Lemma 1: The function $\dim\ker:\mathscr M_n(\mathbb C)\to \mathbb N$ is upper-semicontinuous, i.e. $$\lim_{s\to\infty}M_s= M\implies\dim\ker(M)\ge \limsup_{s\to\infty}\,\dim\ker M_s$$

Indeed, let $q=\limsup_{s\to\infty}\dim\ker M_s$. This means that there exists a sub-sequence $M_{s_h}=M'_h$ such that $\dim\ker M'_h=q$.

Let us consider the standard hermitian product on $\mathbb C^n$ and let us pick $(v_1^h,\cdots,v_q^h)$ an orthonormal basis of $\ker M'_h$.

Recall that $S^{2n-1}=\{v\in \mathbb C^n\, :\, \Vert v\Vert =1\}$. The sequence $$\{(v_1^h,\cdots,v_q^h)\}_{h\in\mathbb N}\subseteq \underbrace{S^{2n-1}\times\cdots\times S^{2n-1}}\limits_{q\text{ times}}$$ has values in a compact subspace of $\mathbb C^{qn}$, therefore it admits a converging subsequence.

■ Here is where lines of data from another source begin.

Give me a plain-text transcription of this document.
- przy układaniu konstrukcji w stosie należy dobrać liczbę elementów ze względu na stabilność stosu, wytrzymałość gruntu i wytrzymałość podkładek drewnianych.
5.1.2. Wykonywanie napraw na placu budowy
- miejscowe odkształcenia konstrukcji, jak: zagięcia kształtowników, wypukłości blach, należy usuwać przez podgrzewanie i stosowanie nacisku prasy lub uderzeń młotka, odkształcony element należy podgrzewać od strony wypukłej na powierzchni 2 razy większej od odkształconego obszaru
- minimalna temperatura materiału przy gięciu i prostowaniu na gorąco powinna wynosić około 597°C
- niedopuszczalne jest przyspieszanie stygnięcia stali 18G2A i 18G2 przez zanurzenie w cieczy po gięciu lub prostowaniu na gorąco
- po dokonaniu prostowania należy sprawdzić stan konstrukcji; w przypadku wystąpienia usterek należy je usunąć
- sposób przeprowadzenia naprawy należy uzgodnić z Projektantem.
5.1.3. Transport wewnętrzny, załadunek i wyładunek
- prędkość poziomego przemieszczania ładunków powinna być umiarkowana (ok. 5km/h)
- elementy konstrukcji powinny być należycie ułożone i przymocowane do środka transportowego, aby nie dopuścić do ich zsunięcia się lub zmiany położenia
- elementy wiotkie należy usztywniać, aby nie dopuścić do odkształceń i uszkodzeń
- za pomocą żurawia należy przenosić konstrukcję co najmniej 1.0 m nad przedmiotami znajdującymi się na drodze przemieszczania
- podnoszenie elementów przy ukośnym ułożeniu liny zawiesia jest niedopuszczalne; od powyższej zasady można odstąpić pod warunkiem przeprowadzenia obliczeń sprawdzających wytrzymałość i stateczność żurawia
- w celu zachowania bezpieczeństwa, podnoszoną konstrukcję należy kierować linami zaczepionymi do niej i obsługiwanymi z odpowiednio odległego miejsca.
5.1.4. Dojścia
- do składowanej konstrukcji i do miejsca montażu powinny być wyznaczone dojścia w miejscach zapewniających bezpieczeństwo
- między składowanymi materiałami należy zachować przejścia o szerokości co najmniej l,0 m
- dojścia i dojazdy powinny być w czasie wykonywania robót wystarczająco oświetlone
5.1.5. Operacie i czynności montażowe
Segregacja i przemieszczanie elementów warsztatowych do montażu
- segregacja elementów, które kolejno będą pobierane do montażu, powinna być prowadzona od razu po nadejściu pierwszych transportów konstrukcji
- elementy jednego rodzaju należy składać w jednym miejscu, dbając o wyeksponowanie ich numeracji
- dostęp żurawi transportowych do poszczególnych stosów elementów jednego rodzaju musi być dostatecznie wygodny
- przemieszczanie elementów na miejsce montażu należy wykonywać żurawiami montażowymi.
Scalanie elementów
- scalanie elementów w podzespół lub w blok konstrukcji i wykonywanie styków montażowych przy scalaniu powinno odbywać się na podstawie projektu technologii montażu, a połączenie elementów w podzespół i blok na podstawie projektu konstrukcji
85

So, we have a subsequence $(v^{h_r}_1,\cdots,v^{h_r}_q)\to_r (w_1,\cdots, w_q)$. By continuity of the hermitian product, the latter is a family of orthonormal vectors, hence independent.

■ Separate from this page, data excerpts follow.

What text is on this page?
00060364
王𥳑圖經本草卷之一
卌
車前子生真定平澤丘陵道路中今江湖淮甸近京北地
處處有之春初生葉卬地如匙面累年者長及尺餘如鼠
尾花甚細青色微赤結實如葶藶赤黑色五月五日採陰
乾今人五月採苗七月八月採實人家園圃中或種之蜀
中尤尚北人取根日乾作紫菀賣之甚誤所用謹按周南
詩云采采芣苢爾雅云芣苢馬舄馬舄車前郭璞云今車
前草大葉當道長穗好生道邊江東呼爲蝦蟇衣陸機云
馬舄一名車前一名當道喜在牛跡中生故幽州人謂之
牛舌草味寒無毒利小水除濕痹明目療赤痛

Let's call $M^{\prime\prime}_r=M_{h_r}'$

Now, \begin{align}\Vert Mw_j\Vert=\Vert Mw_j-M_r''v^{h_r}_j\Vert&\le \Vert (M-M_r'')w_j\Vert +\Vert M_r''(w_j-v_j^{h_r})\Vert\le\\&\le \Vert M-M_r''\Vert\cdot\Vert w_j\Vert +\left(\sup_r\Vert M_r''\Vert\right)\cdot\Vert w_j-v^{h_r}_j\Vert\stackrel{r\to\infty}{\longrightarrow} 0\end{align}

So $Mw_1=Mw_2=\cdots=Mw_q=0$, hence $\dim\ker M\ge q$. $\square$

Back to our problem: The answer is: $\cj A$ is closed if and only if $A$ is diagonalizable.

If part: $A\text{ diagonalizable}\implies \cj A=\overline{\cj A}$

Indeed, let $\Spec{A}=\{\lambda_1,\cdots,\lambda_k\},\ k\le n$ its dinstinct eigenvalues. Let $\dim\ker(A-\lambda_sI)=m_s$.

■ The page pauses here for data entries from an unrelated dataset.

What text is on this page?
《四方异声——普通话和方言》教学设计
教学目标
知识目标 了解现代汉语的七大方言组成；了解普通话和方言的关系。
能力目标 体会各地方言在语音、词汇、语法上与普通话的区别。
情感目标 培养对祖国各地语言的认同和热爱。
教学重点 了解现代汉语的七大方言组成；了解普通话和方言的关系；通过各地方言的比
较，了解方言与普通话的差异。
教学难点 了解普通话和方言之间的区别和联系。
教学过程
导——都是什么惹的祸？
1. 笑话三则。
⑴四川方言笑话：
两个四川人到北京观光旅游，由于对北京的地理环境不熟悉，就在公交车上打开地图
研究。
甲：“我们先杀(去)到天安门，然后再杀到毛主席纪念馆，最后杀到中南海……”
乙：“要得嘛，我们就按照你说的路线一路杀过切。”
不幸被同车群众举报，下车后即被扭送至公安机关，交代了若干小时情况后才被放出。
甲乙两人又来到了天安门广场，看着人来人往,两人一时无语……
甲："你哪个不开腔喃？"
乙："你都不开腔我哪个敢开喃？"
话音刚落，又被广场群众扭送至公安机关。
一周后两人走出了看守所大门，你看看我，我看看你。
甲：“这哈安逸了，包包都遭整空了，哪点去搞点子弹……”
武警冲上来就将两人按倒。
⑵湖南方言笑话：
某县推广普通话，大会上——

Since $A$ is diagonalizable, it holds $$M\in\cj A\iff \forall s=1,\cdots, k,\ \dim\ker(M-\lambda_sI)=m_s$$ Let $\{A_h\}_{h\in \mathbb N}\subseteq \cj A$ a converging sequence $$A_h\to B$$

Then, for all $s$, $A_h-\lambda_sI\to_h B-\lambda_sI$.

By lemma 1, $\dim\ker (B-\lambda_sI)\ge m_s$. But $$n=\sum_{s=1}^k m_s\le\sum_{s=1}^k\dim\ker(B-\lambda_sI)\le n$$ so the only possible choice is $\forall s,\ \dim\ker (B-\lambda_sI)=m_s$. Hence, $B\in\cj A$.

Only if part: $ \cj A=\overline{\cj A}\implies A\text{ diagonalizable}$

The diagonalizable+nilpotent decomposition $A=\diag A+\nil A$ yelds that for all $\varepsilon>0,\ \diag A+\varepsilon\cdot \nil A\in \cj A$. But then $\diag A\in\overline{\cj A}=\cj A$. So $A$ is diagonalizable. $\square$

Real case:

The fact that $\mathscr{M}_n(\mathbb R)$ is embedded in $\mathscr M_n(\mathbb C)$ and that, for all $A\in\mathscr{M}_n(\mathbb R),\ \cj_{\mathbb R}(A)=\cj_{\mathbb C}(A)\cap \mathscr{M}_n(\mathbb R)$ yields that a real matrix which can be diagonalized in $\mathbb C$ has closed real similarity class. The same trick used for the converse in the complex case can be adapted to fit the real case, considering the real Jordan form, as user1551 recalled.